Remington,the leading arms manufacturing company in the U.S. which supply  assault rifles  to the Philippines has been on hot seat for defective guns in 2010.A 2010 CNBC documentary, "Remington Under Fire:

A CNBC Investigation," published on 2014,explored allegations that for decades the company covered up a design defect, which Remington continues to deny. But now, under a nationwide settlement filed Friday in a federal court in Missouri, the company is agreeing to replace the triggers in about 7.85 million rifles.

 In August 2014,President Benigno Aquino even presided over the ceremonial distribution of the rifles, only for the Armed Forces of the Philippines (AFP) Technical Inspection and Acceptance Committee (TIAC) to discover that the rifles' sight mechanisms and barrel grooves were defective. 

The AFP reported 50,629 units of M-4 assault rifles which are defective and could not be used  by government soldiers.The rifles  that costs P1.9 Billion were supplied by the U.S.-based Remington Outdoor Company and they need to replace the defective weapons.Remington sold the M-4 rifles to the AFP for P38,402 apiece under the Joint Army-Marine Corps. Assault Rifles Acquisition Project.After a technical inspection,the military's acceptance committee rejected the rifles due to defective sights and barrel groove.“The moving part of the sight is too loose so that it has much movement in all directions and that the vibration affects the accuracy and effectiveness especially at 100-meter to 200-meter distances,” the report said.

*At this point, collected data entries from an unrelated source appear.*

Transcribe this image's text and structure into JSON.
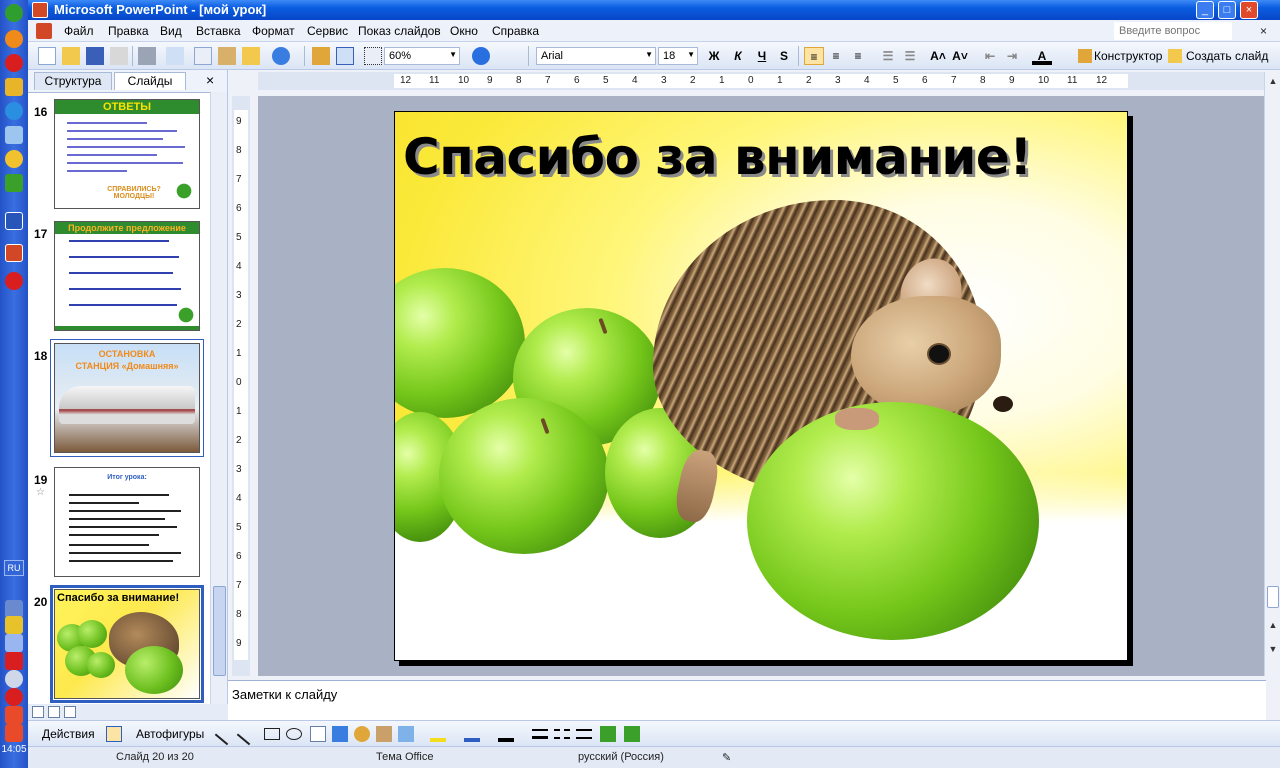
{
  "window": {
    "title": "Microsoft PowerPoint - [мой урок]",
    "minimize": "_",
    "maximize": "□",
    "close": "×"
  },
  "menu": {
    "items": [
      "Файл",
      "Правка",
      "Вид",
      "Вставка",
      "Формат",
      "Сервис",
      "Показ слайдов",
      "Окно",
      "Справка"
    ],
    "help_placeholder": "Введите вопрос",
    "doc_close": "×"
  },
  "toolbar": {
    "zoom": "60%",
    "font": "Arial",
    "size": "18",
    "bold": "Ж",
    "italic": "К",
    "underline": "Ч",
    "shadow": "S",
    "increase_font": "A˄",
    "decrease_font": "A˅",
    "font_color": "A",
    "designer": "Конструктор",
    "new_slide": "Создать слайд"
  },
  "panel": {
    "tabs": [
      "Структура",
      "Слайды"
    ],
    "close": "×",
    "slides": [
      {
        "number": "16",
        "title": "ОТВЕТЫ",
        "footer": "СПРАВИЛИСЬ? МОЛОДЦЫ!"
      },
      {
        "number": "17",
        "title": "Продолжите предложение"
      },
      {
        "number": "18",
        "title": "ОСТАНОВКА",
        "subtitle": "СТАНЦИЯ «Домашняя»"
      },
      {
        "number": "19",
        "title": "Итог урока:"
      },
      {
        "number": "20",
        "title": "Спасибо за внимание!"
      }
    ]
  },
  "ruler": {
    "h_ticks": [
      "12",
      "11",
      "10",
      "9",
      "8",
      "7",
      "6",
      "5",
      "4",
      "3",
      "2",
      "1",
      "0",
      "1",
      "2",
      "3",
      "4",
      "5",
      "6",
      "7",
      "8",
      "9",
      "10",
      "11",
      "12"
    ],
    "v_ticks": [
      "9",
      "8",
      "7",
      "6",
      "5",
      "4",
      "3",
      "2",
      "1",
      "0",
      "1",
      "2",
      "3",
      "4",
      "5",
      "6",
      "7",
      "8",
      "9"
    ]
  },
  "slide": {
    "title": "Спасибо за внимание!"
  },
  "notes": {
    "placeholder": "Заметки к слайду"
  },
  "drawing": {
    "actions": "Действия",
    "autoshapes": "Автофигуры"
  },
  "status": {
    "slide": "Слайд 20 из 20",
    "theme": "Тема Office",
    "language": "русский (Россия)"
  },
  "taskbar": {
    "lang": "RU",
    "clock": "14:05"
  }
}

Instead of sending replacements for the defective weapons,the Remington Company  repaired the defective M-4 assault rifles instead  and sent it back to the AFP.

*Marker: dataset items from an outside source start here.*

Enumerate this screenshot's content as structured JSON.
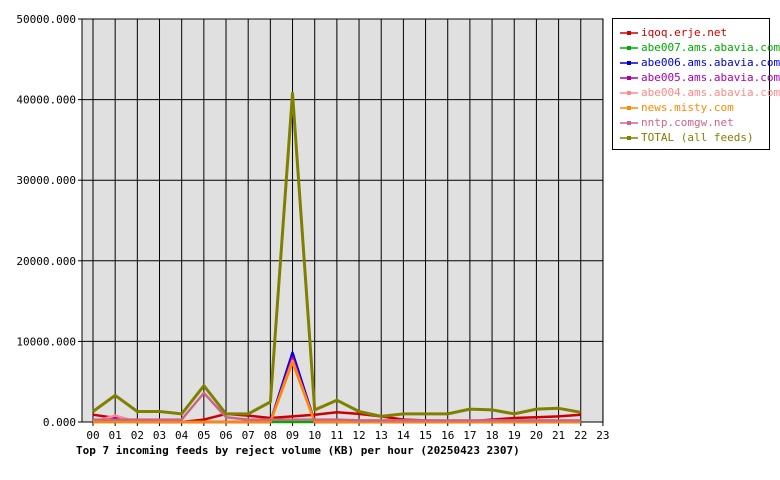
{
  "chart_data": {
    "type": "line",
    "title": "Top 7 incoming feeds by reject volume (KB) per hour (20250423 2307)",
    "xlabel": "",
    "ylabel": "",
    "categories": [
      "00",
      "01",
      "02",
      "03",
      "04",
      "05",
      "06",
      "07",
      "08",
      "09",
      "10",
      "11",
      "12",
      "13",
      "14",
      "15",
      "16",
      "17",
      "18",
      "19",
      "20",
      "21",
      "22",
      "23"
    ],
    "ylim": [
      0,
      50000
    ],
    "yticks": [
      "0.000",
      "10000.000",
      "20000.000",
      "30000.000",
      "40000.000",
      "50000.000"
    ],
    "grid": true,
    "legend_position": "right",
    "series": [
      {
        "name": "iqoq.erje.net",
        "color": "#cc0000",
        "values": [
          900,
          500,
          100,
          0,
          0,
          300,
          1000,
          800,
          500,
          700,
          900,
          1200,
          1000,
          700,
          300,
          200,
          100,
          100,
          300,
          500,
          600,
          700,
          900,
          null
        ]
      },
      {
        "name": "abe007.ams.abavia.com",
        "color": "#00aa00",
        "values": [
          0,
          0,
          0,
          0,
          0,
          0,
          0,
          0,
          0,
          0,
          0,
          0,
          0,
          0,
          0,
          0,
          0,
          0,
          0,
          0,
          0,
          0,
          0,
          null
        ]
      },
      {
        "name": "abe006.ams.abavia.com",
        "color": "#0000cc",
        "values": [
          0,
          500,
          0,
          0,
          0,
          0,
          0,
          0,
          0,
          8600,
          0,
          0,
          0,
          0,
          0,
          0,
          0,
          0,
          0,
          0,
          0,
          0,
          0,
          null
        ]
      },
      {
        "name": "abe005.ams.abavia.com",
        "color": "#aa00aa",
        "values": [
          0,
          700,
          0,
          0,
          0,
          0,
          0,
          0,
          0,
          8000,
          0,
          0,
          0,
          0,
          0,
          0,
          0,
          0,
          0,
          0,
          0,
          0,
          0,
          null
        ]
      },
      {
        "name": "abe004.ams.abavia.com",
        "color": "#ff8888",
        "values": [
          0,
          800,
          0,
          0,
          0,
          0,
          0,
          0,
          0,
          7600,
          0,
          0,
          0,
          0,
          0,
          0,
          0,
          0,
          0,
          0,
          0,
          0,
          0,
          null
        ]
      },
      {
        "name": "news.misty.com",
        "color": "#ff8800",
        "values": [
          0,
          0,
          0,
          0,
          0,
          0,
          0,
          0,
          0,
          7400,
          0,
          0,
          0,
          0,
          0,
          0,
          0,
          0,
          0,
          0,
          0,
          0,
          0,
          null
        ]
      },
      {
        "name": "nntp.comgw.net",
        "color": "#cc6688",
        "values": [
          300,
          300,
          300,
          300,
          300,
          3600,
          600,
          300,
          300,
          300,
          300,
          300,
          200,
          200,
          200,
          200,
          200,
          200,
          200,
          200,
          200,
          200,
          200,
          null
        ]
      },
      {
        "name": "TOTAL (all feeds)",
        "color": "#808000",
        "values": [
          1300,
          3300,
          1300,
          1300,
          1000,
          4500,
          1000,
          1000,
          2500,
          40800,
          1500,
          2700,
          1300,
          700,
          1000,
          1000,
          1000,
          1600,
          1500,
          1000,
          1600,
          1700,
          1200,
          null
        ]
      }
    ]
  }
}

 It is not the first time that U.S. made rifles had issues especially the assault rifles.There are lots of videos in YouTube that shows comparison in performance and reliability,which is vital for any weapon intended to be used for defense and military purposes.

 If the U.S. are selling defective weapons to the Philippines,it is just as good as not selling anything at all.It is better to buy reliable weapons to other sources,Russia for instance,or produce the weapons themselves.

Senator Panfilo Lacson is urging the government to manufacture its own guns.But as of now,the Government arsenal is only manufacturing ammunitions for short handguns and manufacturing such will take time.
“New machineries, yes, ito manufacture na ito [New machinery, yes, for manufacturing],” said Government Arsenal Director Jonathan Martir. “This is part of our modernization program since 15 years ago. Unfortunately, it did not push through.”

 The local firearm manufacturer United Defense Manufacturing  produces high quality firearms from handguns to pistols ,even assault rifles.UDMC Chairman and CEO Gene Cariño said that other countries are  starting to recognize Philippine-made firearms.While the company is able to supply guns to foreign governments,ironically ,they only have limited access to local firearm-procurement projects.
“Gusto namin sumali, pero hindi kami eligible because kung ibi-bid out nila yang 26,000 rifles, wala tayong track record on single largest contract (SLC) unless we partner with a foreign company who already possess that 50 percent SLC,” Cariño said.